Changes affect both reports When you refresh the data in the new report, Excel also updates the data in the source report, and vice versa. When you group or ungroup items in one report, both reports are affected. When you create calculated fields or calculated items in one report, both reports are affected.
PivotChart reports You can base a new PivotTable report or PivotChart report on another PivotTable report, but you cannot base it directly on another PivotChart report. However, Excel creates an associated PivotTable report from the same data whenever you create a PivotChart report; therefore, you can base a new report on the associated report. Changes to a PivotChart report affect the associated PivotTable report, and vice versa.
Changing the source data of an existing PivotTable report
Changes in the source data can result in different data being available for analysis.

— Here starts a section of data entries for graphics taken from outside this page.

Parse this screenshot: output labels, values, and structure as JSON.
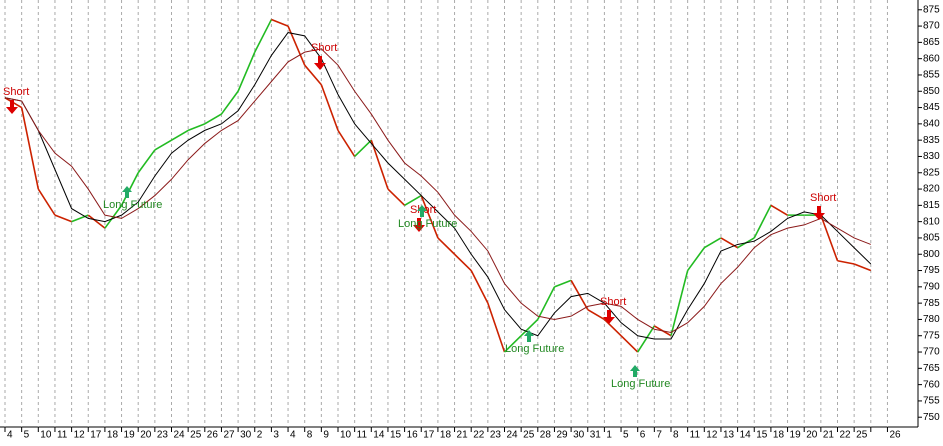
{
  "chart_data": {
    "type": "line",
    "categories": [
      "4",
      "5",
      "10",
      "11",
      "12",
      "17",
      "18",
      "19",
      "20",
      "23",
      "24",
      "25",
      "26",
      "27",
      "30",
      "2",
      "3",
      "4",
      "8",
      "9",
      "10",
      "11",
      "14",
      "15",
      "16",
      "17",
      "18",
      "21",
      "22",
      "23",
      "24",
      "25",
      "28",
      "29",
      "30",
      "31",
      "1",
      "5",
      "6",
      "7",
      "8",
      "11",
      "12",
      "13",
      "14",
      "15",
      "18",
      "19",
      "20",
      "21",
      "22",
      "25",
      null,
      "26"
    ],
    "series": [
      {
        "color": "#22bb22",
        "down_color": "#cc2200",
        "values": [
          848,
          845,
          820,
          812,
          810,
          812,
          808,
          815,
          825,
          832,
          835,
          838,
          840,
          843,
          850,
          862,
          872,
          870,
          858,
          852,
          838,
          830,
          835,
          820,
          815,
          818,
          805,
          800,
          795,
          785,
          770,
          775,
          780,
          790,
          792,
          783,
          780,
          775,
          770,
          778,
          775,
          795,
          802,
          805,
          802,
          805,
          815,
          812,
          812,
          812,
          798,
          797,
          795,
          null
        ]
      },
      {
        "color": "#000000",
        "values": [
          848,
          847,
          838,
          826,
          814,
          811,
          810,
          812,
          816,
          824,
          831,
          835,
          838,
          840,
          844,
          852,
          861,
          868,
          867,
          860,
          849,
          840,
          834,
          828,
          823,
          818,
          813,
          808,
          800,
          793,
          783,
          777,
          775,
          782,
          787,
          788,
          785,
          779,
          775,
          774,
          774,
          783,
          791,
          801,
          803,
          804,
          807,
          811,
          813,
          812,
          807,
          802,
          797,
          null
        ]
      },
      {
        "color": "#8b1a1a",
        "values": [
          848,
          847,
          838,
          831,
          827,
          820,
          812,
          811,
          814,
          818,
          823,
          829,
          834,
          838,
          841,
          847,
          853,
          859,
          862,
          863,
          858,
          850,
          843,
          835,
          828,
          824,
          819,
          812,
          807,
          801,
          791,
          785,
          781,
          780,
          781,
          784,
          785,
          784,
          780,
          777,
          776,
          779,
          784,
          791,
          796,
          802,
          806,
          808,
          809,
          811,
          808,
          805,
          803,
          null
        ]
      }
    ],
    "annotations": [
      "Short",
      "Short",
      "Short",
      "Short",
      "Short",
      "Long Future",
      "Long Future",
      "Long Future",
      "Long Future"
    ],
    "ylim": [
      747,
      878
    ],
    "yticks": [
      750,
      755,
      760,
      765,
      770,
      775,
      780,
      785,
      790,
      795,
      800,
      805,
      810,
      815,
      820,
      825,
      830,
      835,
      840,
      845,
      850,
      855,
      860,
      865,
      870,
      875
    ],
    "grid": true
  }
}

For example, you may want to conveniently switch from a test database to a production database. You can update a PivotTable report or a PivotChart report with new data that is similar to the original data connection information by refreshing the report.
To include additional data or different data, you can redefine the source data for the report. If the data is substantially different with many new or additional fields, it may be easier to create a new report.
Displaying new data brought in by refresh Refreshing a report can also change the data that is available for display. For reports based on worksheet lists, Excel retrieves new fields within the source range or named range that you specified. For reports based on external data, Excel retrieves new data that meets the criteria for the underlying query or data that becomes available in an OLAP cube. You can view any new fields in the Field List and add the fields to the report.
Changing OLAP cubes that you create Reports based on OLAP data always have access to all of the data in the cube. If you created an offline cube file that contains a subset of the data in a server cube, you can use the Offline OLAP command to modify your cube file so that it contains different data from the server.